Annika Pinskes dagegen findet in ihrem Regiedebüt oft die richtigen Bilder, Worte und Gesten, um der inneren Leere Ausdruck zu verleihen, die in Clara herrscht. Sie sehnt sich nach einer Nähe, einem Gefühl von Vertrautheit, das ihr weder ihre einfach gestrickte Mutter noch ihr Uni-Leben in der Großstadt bieten kann. Sie will reden, wenn um sie herum alle nur plaudern oder labern, weil sie sich in einer Oberflächlichkeit eingerichtet haben, die weniger Stress und Ärger macht. Immer scheint Clara der Welt, in der sie sich gerade befindet, außen vor oder konträr gegenüber zu stehen. Bis eine versoffene Nacht in der Dorfkneipe mit einer alten Jugendliebe (Max Riemelt) für einen Moment die Zeit stillstehen lässt.
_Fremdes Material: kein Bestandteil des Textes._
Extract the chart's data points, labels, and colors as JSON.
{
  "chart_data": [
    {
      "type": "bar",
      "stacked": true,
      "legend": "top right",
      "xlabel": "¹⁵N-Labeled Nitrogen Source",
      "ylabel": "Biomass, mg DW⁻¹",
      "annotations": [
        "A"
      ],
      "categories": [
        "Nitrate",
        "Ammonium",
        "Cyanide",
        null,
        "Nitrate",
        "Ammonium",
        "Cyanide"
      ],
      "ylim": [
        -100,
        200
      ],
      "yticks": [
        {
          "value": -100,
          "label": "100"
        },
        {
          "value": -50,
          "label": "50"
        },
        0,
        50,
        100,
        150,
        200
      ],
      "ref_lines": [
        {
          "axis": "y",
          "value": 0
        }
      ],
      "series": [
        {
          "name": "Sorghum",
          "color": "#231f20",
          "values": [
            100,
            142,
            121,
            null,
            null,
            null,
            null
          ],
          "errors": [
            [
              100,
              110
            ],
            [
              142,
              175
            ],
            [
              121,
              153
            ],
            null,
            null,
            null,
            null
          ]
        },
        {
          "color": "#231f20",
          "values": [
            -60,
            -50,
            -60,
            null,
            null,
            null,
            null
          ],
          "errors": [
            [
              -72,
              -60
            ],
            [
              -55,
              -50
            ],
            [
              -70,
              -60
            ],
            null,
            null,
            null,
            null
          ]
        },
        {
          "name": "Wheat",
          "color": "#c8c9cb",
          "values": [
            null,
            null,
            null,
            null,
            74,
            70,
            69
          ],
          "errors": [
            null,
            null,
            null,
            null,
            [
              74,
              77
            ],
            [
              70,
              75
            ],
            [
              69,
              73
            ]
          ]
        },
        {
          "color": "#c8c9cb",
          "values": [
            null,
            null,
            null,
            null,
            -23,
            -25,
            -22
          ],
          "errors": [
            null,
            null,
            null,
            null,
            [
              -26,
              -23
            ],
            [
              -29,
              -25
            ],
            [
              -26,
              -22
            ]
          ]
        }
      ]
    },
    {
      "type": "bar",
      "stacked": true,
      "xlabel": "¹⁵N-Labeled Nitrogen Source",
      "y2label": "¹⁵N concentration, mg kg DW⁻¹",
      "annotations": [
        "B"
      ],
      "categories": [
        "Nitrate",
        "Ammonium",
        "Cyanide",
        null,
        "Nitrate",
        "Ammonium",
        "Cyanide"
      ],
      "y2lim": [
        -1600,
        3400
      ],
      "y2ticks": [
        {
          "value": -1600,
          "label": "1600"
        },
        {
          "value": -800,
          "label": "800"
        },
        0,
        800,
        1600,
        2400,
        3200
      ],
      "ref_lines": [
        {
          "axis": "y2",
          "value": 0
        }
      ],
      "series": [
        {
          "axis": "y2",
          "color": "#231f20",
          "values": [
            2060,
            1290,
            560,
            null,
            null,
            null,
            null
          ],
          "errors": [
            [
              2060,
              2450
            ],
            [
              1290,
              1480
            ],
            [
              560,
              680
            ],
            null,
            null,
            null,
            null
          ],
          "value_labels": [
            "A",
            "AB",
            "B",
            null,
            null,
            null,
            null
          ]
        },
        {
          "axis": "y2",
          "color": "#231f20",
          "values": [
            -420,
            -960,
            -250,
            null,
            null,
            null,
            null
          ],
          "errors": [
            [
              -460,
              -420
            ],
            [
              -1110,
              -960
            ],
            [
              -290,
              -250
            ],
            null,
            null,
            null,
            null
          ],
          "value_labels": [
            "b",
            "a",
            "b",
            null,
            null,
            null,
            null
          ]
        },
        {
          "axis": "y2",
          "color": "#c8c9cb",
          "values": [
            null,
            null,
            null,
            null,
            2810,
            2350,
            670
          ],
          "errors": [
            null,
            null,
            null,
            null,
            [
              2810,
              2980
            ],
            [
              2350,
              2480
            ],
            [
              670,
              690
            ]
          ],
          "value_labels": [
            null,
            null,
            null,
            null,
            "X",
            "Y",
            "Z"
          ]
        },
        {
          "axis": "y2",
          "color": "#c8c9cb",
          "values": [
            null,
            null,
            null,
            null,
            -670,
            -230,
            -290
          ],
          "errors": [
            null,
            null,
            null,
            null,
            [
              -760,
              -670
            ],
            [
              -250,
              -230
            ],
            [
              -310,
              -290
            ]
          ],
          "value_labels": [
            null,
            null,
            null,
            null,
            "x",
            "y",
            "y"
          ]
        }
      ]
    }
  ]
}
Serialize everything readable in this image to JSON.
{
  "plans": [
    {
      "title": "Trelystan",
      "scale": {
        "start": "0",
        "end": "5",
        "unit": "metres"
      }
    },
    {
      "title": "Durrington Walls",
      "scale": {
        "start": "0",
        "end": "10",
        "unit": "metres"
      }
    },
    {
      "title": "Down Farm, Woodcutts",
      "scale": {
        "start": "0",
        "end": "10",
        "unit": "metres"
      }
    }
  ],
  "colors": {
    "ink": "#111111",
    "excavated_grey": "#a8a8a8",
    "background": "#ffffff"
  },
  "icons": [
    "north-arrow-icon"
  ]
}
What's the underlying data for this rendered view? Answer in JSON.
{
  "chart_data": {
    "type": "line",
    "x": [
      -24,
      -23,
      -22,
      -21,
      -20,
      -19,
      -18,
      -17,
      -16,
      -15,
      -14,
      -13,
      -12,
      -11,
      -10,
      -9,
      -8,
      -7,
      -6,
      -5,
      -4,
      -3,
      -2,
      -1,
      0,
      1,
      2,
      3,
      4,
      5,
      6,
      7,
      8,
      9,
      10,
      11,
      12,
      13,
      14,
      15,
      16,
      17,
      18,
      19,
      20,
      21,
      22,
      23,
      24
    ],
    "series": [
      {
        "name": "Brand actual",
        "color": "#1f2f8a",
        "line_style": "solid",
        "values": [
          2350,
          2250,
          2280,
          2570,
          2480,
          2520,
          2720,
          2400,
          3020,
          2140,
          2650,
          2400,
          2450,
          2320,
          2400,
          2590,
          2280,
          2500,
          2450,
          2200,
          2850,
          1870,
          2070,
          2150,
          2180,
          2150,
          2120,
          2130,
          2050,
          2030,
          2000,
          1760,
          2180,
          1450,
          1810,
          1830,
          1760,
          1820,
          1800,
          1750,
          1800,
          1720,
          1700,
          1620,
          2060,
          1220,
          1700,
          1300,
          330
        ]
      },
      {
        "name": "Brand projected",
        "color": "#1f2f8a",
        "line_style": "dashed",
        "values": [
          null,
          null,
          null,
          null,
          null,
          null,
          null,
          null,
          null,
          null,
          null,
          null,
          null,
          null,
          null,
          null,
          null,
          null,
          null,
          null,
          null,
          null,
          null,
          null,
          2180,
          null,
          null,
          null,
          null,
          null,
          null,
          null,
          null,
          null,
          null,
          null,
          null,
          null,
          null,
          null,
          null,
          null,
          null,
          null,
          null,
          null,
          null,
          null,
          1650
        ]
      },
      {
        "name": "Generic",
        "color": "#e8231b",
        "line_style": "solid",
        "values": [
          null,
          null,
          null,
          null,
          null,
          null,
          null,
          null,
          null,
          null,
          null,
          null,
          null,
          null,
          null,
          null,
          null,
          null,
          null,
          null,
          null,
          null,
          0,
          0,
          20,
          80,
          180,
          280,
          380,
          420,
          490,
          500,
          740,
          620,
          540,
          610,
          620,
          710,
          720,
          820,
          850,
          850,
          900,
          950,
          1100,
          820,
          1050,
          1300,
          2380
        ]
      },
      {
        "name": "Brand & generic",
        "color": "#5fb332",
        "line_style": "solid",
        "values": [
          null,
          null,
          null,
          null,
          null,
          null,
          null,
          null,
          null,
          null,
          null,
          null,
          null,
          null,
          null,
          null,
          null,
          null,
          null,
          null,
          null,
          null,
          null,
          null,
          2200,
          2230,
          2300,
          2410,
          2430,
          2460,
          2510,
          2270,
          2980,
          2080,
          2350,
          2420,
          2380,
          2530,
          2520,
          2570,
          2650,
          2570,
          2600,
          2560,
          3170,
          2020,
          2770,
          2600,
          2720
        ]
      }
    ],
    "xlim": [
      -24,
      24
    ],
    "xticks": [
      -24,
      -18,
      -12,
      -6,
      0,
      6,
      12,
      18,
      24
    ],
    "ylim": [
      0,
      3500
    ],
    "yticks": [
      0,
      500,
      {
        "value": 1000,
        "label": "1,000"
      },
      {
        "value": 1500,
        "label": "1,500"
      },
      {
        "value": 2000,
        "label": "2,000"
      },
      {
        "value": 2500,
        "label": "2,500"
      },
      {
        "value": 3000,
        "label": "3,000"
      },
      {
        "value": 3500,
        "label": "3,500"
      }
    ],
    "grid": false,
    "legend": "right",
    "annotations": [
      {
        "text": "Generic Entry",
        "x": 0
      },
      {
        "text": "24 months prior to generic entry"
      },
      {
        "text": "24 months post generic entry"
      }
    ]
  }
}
Pinske, die Jahrgang 1982 ist und selbst aus Frankfurt/Oder kommt, hat ein gutes Auge und Gespür für die Menschen in der ostdeutschen Provinz, mehr als für Claras akademisches Umfeld, das bisweilen allzu hölzern und stumpf wirkt. Aber vielleicht funktioniert ihr Film genau deshalb so gut, weil sich darin auch die Widersprüche ihrer eigenen Biografie spiegeln. Alle reden übers Wetter fragt danach, was man für ein selbstbestimmtes Leben, insbesondere als Frau, hinter sich lassen muss. Es geht um Mütter und Töchter, um Geschlechterkämpfe, um Anerkennung, das ganze Programm. Vor allem aber zeigt sich darin, wie schwer es ist, sich von einer Heimat zu lösen und etwas Neues zu finden, das zu einem passt und ein Gefühl von Zugehörigkeit schafft.